There is no set repayment period.
Your monthly payment will depend on the balance, which can vary from month to month.
Can come in many forms
Some banks offer personal lines of credit as a form of overdraft protection, but many offer them as a basic loan product.
A related loan product is the home equity line of credit (HELOC), which turns the equity you’ve built in your home into a line of credit you can tap for cash as you need it.
Personal lines of credit tend to have higher rates and lower loan maximums than HELOCs but can still be useful for emergency funding purposes if you’ve exhausted your emergency fund.
A personal line of credit can be a backup to your emergency fund -- it should not replace your emergency fund.
Which One Should You Use?
Personal loans and lines of credit are similar but have very different uses.
When to get a personal loan
Personal loans are most useful when you need to borrow a sum of money all at once.
If you’re making a large purchase, paying an unexpected bill, or consolidating debt, you need to have all the cash at one time to meet your needs.
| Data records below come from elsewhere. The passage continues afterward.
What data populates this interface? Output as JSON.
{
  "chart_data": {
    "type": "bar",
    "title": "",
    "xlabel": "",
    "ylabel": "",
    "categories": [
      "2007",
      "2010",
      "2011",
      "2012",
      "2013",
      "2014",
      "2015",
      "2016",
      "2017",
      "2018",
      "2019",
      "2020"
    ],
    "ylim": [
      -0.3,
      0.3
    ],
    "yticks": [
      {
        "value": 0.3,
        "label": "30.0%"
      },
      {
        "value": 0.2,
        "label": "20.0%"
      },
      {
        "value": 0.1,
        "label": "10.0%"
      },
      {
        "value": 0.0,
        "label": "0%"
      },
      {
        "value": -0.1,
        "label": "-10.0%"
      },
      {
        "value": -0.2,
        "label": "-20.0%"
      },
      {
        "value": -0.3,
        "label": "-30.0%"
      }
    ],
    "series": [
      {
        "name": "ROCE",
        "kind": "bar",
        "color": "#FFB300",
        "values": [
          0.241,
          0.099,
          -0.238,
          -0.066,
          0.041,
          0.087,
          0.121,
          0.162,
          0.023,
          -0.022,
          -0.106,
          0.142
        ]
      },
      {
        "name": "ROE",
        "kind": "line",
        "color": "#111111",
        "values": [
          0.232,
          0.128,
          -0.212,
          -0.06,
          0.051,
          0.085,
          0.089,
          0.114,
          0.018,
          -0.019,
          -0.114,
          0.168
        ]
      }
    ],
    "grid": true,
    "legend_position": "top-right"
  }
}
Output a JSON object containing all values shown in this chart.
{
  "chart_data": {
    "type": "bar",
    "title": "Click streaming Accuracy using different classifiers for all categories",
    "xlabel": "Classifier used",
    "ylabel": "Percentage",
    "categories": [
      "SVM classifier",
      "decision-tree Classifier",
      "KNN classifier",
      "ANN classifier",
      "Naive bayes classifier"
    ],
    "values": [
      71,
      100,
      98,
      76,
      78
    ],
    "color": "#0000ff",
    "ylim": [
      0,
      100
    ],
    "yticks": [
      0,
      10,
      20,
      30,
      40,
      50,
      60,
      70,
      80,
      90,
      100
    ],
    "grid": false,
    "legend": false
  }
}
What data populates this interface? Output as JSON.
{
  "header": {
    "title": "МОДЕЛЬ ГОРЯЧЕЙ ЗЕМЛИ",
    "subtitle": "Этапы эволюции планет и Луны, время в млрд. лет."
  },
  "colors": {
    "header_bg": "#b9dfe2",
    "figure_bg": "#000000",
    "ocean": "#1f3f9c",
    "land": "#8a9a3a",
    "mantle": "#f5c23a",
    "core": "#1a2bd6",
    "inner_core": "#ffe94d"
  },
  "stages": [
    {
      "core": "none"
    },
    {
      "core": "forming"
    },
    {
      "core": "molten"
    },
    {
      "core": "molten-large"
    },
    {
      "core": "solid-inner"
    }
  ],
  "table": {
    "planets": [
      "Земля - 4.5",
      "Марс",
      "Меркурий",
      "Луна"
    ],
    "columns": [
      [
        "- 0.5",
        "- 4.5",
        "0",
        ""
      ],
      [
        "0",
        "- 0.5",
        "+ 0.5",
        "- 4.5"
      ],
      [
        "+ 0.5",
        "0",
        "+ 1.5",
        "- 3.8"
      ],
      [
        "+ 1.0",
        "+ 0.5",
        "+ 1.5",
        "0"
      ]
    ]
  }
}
Personal loans offer lump-sum payouts, making them best for this kind of situation. In general, if you already know what you’re going to use the money for, a personal loan is probably the right choice.
When to get a personal line of credit
Personal lines of credit are more flexible than personal loans, giving you access to cash multiple times and only as you need it.
If you have variable expenses and want to have some backup funds available beyond your emergency fund, a personal line of credit gives you that extra access to cash.
In general, if you don’t know how much you’ll need to pay or what you’ll be paying for, but want to have an easy way to borrow money when you need it, a line of credit will fit the bill.
Your Credit Score Matters
As with any situation where you borrow money, both personal loans and personal lines of credit involve lenders checking your credit.
The better your credit score, the better your chances of qualifying for the loan or line of credit.
Good credit means higher borrowing limits and lower interest rates, making loans cheaper.
If you have poor credit, you might not qualify for a loan or line of credit at all. If you do, you’ll likely have to pay higher interest rates or accept a secured loan or line of credit instead of an unsecured one.
Make sure that you always make the minimum payment on your loans and credit cards.
If you do this, you’ll build a strong payment history, which can help your credit score improve over time.